With those likely acquirers in mind, providers seeking an exit must examine how they can build their businesses into attractive prospects. Advancing their sales and general business acumen should be the start of that process.
IT service providers tend to focus on technical capabilities first and see sales as an afterthought. That should come as no surprise, since most managed service businesses are founded by people with technical backgrounds who depend on personal networks for new leads and contracts. The game has changed, however. As private equity groups look for providers with seven-figure EBIDTA numbers, MSPs with proven sales models can command premium prices.
This is where a strong sales team capable of growing a business into “acquisition territory” comes into play. MSPs must prove their ability to increase revenue, and that evidence is usually found on their balance sheet. Many of last year’s acquisitions involved firms experiencing rapid revenue growth, such as Vista Equity Partners’ purchase of Minneapolis-based device management software vendor Jamf. That company’s revenue soared 40 percent over three quarters before its sales announcement.

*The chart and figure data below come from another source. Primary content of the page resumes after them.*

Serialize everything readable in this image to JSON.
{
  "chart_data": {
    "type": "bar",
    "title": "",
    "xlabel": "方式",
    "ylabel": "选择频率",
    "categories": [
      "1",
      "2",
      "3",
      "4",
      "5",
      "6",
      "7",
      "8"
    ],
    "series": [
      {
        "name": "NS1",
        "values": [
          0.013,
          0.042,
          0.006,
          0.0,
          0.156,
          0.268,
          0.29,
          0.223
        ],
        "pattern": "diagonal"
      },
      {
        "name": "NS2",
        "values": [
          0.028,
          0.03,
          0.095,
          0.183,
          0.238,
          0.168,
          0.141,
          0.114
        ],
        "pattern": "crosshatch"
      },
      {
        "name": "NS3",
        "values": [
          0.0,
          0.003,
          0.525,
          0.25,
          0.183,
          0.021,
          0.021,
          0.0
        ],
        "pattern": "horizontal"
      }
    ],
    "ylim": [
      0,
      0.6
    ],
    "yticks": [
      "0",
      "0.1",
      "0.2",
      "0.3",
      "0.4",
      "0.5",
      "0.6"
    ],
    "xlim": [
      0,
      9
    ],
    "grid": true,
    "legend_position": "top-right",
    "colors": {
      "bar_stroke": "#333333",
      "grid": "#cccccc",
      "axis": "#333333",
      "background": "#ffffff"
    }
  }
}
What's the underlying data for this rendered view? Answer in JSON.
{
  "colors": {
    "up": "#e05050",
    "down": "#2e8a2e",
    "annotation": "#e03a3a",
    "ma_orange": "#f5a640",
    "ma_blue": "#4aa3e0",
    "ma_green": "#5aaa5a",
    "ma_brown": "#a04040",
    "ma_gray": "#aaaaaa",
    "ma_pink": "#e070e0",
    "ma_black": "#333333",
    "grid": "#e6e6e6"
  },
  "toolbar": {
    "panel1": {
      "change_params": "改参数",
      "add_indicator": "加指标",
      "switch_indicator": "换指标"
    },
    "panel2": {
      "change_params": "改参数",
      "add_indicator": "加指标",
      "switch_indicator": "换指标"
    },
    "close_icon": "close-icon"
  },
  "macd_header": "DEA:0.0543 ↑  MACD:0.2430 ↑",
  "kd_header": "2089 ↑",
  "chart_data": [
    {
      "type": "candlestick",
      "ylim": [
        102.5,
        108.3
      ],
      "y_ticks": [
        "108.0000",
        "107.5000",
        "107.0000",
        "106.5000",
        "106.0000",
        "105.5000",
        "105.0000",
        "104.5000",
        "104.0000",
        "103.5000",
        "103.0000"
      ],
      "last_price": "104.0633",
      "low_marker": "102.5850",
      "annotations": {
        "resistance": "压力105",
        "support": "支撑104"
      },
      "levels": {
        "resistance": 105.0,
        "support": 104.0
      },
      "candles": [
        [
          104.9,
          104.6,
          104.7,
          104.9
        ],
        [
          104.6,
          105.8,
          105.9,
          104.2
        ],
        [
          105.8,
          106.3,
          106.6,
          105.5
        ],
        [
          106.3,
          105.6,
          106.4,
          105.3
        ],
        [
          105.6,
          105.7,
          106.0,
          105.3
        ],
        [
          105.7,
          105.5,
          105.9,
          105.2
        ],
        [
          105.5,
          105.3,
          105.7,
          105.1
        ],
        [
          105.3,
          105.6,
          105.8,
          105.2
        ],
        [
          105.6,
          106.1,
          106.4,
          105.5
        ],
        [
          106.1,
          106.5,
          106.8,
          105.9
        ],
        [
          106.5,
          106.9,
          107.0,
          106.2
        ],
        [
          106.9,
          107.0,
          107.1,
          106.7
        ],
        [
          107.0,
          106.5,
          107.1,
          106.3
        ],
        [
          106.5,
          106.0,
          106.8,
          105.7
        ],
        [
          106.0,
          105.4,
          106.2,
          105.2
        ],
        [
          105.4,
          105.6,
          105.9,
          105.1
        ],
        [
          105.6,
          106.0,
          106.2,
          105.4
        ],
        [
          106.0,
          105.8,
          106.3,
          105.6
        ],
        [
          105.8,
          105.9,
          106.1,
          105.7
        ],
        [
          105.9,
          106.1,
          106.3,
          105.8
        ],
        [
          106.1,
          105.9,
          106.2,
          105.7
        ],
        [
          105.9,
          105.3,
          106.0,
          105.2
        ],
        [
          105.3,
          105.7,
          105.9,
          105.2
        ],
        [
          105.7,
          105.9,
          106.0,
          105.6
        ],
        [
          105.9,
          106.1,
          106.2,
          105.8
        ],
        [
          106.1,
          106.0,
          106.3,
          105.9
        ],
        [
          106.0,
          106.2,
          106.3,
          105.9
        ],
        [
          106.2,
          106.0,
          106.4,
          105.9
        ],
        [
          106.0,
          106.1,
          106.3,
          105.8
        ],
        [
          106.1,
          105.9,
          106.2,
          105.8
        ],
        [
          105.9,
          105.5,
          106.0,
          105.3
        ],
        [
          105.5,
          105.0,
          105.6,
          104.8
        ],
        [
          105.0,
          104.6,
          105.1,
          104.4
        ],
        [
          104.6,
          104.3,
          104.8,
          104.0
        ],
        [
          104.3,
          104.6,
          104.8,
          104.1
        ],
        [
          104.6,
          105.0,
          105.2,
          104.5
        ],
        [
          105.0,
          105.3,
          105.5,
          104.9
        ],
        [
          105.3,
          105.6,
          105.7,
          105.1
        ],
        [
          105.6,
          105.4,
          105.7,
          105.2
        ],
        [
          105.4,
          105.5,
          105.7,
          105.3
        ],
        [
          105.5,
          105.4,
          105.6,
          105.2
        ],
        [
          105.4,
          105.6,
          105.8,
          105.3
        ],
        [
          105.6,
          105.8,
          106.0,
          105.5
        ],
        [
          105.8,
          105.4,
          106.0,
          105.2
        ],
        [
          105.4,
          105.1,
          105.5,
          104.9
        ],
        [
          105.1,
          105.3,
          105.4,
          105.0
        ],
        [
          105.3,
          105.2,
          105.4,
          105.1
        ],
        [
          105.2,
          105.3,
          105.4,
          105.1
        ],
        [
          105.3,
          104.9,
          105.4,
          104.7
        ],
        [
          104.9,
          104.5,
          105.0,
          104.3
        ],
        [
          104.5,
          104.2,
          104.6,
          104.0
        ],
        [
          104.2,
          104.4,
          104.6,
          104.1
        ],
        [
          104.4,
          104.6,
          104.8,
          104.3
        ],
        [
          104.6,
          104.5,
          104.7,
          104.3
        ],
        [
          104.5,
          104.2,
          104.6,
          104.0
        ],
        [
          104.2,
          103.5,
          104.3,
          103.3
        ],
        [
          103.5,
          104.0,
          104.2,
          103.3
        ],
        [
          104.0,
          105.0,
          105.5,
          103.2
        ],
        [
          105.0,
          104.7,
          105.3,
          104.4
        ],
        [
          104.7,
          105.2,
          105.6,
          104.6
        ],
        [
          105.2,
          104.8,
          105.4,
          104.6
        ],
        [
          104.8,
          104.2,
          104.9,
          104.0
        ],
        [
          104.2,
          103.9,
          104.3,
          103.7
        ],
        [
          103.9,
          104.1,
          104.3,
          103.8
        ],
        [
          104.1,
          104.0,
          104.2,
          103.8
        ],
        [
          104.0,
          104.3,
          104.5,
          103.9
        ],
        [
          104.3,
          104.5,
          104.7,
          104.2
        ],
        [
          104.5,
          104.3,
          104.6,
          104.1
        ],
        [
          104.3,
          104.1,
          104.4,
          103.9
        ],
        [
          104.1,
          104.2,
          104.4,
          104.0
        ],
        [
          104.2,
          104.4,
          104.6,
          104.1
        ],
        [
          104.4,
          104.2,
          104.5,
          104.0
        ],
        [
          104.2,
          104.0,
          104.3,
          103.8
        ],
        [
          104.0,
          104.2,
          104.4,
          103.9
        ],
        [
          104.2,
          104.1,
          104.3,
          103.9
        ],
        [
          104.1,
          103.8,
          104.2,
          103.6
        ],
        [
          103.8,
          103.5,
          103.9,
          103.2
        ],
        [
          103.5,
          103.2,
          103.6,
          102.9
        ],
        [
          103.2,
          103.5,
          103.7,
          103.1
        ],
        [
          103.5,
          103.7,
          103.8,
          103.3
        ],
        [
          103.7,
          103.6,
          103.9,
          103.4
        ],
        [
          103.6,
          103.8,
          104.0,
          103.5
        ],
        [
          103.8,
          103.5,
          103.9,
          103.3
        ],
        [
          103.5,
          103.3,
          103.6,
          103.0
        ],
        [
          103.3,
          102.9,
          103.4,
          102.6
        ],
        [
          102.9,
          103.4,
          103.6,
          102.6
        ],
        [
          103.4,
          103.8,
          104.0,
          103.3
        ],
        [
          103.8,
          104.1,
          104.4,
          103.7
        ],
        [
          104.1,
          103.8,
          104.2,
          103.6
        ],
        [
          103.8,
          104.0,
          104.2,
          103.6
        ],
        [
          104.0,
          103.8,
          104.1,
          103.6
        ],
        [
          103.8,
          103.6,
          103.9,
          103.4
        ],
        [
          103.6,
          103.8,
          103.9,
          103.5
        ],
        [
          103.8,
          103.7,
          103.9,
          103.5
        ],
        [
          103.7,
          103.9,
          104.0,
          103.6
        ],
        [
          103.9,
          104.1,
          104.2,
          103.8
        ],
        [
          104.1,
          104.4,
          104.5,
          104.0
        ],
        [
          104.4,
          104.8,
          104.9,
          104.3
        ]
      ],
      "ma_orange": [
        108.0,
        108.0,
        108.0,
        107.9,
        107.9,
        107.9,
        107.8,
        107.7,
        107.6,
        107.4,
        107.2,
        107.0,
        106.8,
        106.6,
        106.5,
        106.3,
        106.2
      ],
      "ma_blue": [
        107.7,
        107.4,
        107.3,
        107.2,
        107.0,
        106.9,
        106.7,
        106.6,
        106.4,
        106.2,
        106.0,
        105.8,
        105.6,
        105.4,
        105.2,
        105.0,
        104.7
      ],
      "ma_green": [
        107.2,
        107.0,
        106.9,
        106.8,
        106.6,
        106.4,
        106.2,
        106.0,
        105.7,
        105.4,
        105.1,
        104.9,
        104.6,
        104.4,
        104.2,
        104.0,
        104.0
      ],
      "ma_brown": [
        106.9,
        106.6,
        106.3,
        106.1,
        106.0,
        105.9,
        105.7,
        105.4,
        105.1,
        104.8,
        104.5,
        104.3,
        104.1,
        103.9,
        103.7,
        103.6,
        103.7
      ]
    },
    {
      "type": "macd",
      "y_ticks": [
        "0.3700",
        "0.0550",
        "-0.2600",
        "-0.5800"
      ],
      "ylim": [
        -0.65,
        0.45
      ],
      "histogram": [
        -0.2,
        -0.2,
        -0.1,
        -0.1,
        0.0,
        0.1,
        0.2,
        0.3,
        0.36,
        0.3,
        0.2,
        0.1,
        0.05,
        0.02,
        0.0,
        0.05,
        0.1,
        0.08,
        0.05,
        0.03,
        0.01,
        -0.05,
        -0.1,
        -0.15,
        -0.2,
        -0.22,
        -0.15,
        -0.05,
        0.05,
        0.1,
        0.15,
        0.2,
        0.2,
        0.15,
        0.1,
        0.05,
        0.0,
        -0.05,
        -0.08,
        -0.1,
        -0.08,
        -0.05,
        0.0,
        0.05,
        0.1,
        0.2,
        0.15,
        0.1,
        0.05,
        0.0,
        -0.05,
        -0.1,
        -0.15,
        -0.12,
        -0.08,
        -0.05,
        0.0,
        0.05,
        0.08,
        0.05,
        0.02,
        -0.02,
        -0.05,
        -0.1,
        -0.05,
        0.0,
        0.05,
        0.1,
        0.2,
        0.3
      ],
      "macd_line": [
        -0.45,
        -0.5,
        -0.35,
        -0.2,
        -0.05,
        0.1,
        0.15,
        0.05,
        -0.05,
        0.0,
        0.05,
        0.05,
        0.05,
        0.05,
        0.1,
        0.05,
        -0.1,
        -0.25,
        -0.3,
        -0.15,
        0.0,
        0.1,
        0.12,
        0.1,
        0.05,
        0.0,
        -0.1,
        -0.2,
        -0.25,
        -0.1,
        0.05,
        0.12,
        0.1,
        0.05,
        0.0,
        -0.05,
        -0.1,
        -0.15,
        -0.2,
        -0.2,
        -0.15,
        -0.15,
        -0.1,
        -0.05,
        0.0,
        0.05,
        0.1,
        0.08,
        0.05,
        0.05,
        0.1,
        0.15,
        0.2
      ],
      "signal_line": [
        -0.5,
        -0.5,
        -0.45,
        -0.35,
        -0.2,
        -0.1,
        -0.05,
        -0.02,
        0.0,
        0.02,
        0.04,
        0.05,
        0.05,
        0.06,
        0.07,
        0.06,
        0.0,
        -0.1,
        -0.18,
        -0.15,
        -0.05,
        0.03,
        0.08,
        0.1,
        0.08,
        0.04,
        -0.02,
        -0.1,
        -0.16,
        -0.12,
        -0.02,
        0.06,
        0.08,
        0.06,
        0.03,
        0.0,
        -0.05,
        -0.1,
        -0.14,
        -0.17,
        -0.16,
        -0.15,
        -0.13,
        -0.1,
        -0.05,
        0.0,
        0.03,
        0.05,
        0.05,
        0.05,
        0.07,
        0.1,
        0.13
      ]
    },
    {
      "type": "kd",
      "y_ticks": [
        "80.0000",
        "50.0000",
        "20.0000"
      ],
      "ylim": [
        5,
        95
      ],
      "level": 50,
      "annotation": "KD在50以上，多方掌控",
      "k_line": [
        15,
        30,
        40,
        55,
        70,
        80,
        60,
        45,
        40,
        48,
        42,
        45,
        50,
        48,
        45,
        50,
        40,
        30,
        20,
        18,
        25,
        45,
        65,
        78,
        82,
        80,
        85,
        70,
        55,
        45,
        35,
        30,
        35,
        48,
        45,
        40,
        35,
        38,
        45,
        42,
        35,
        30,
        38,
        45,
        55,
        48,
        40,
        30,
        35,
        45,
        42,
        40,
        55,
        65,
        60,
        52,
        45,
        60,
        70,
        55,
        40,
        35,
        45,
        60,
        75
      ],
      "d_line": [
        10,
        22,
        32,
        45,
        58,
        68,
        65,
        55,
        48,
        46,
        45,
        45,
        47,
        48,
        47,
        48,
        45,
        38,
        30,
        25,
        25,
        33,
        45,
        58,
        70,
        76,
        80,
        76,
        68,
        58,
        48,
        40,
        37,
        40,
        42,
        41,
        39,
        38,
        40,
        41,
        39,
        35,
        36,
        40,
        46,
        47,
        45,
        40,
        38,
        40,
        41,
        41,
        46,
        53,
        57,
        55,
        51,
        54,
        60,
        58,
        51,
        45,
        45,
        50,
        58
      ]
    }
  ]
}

Seize the Security Opportunity
Acquirers are also looking for service providers with a strong future, and no market offers more immediate and long-term promise than security. Indeed, 60 percent of small companies go out of business within six months of an improperly defended and remediated attack, according to the National Cyber Security Alliance, and only 14 percent rate themselves as “highly effective” in mitigating cyber threats, according to research from Keeper Security Inc. and the Ponemon Institute.
Figures like those ensure that security has become the dominant factor in determining which MSPs get hired and fired. MSPs that do not have a meaningful security practice including SIEM and SOC services will not survive the transformational dynamic. Providers who serve their clients with flexible, powerful, and efficient security solutions that protect endpoints amid a fluid threat landscape have the greatest opportunity to grow into prime acquisition targets.
The M&A trend will likely accelerate in the second half of this year. MSPs must therefore build and operationally optimize their way to the magic EBITDA figure that acquirers are seeking. The payoff will be a serious opportunity to make worthwhile money in 2018.
MICHAEL GEORGE is CEO of Continuum, an IT management platform company that allows MSPs to maintain and back up on-premises and cloud-based servers, desktops, mobile devices, and other endpoints for small- and medium-size businesses.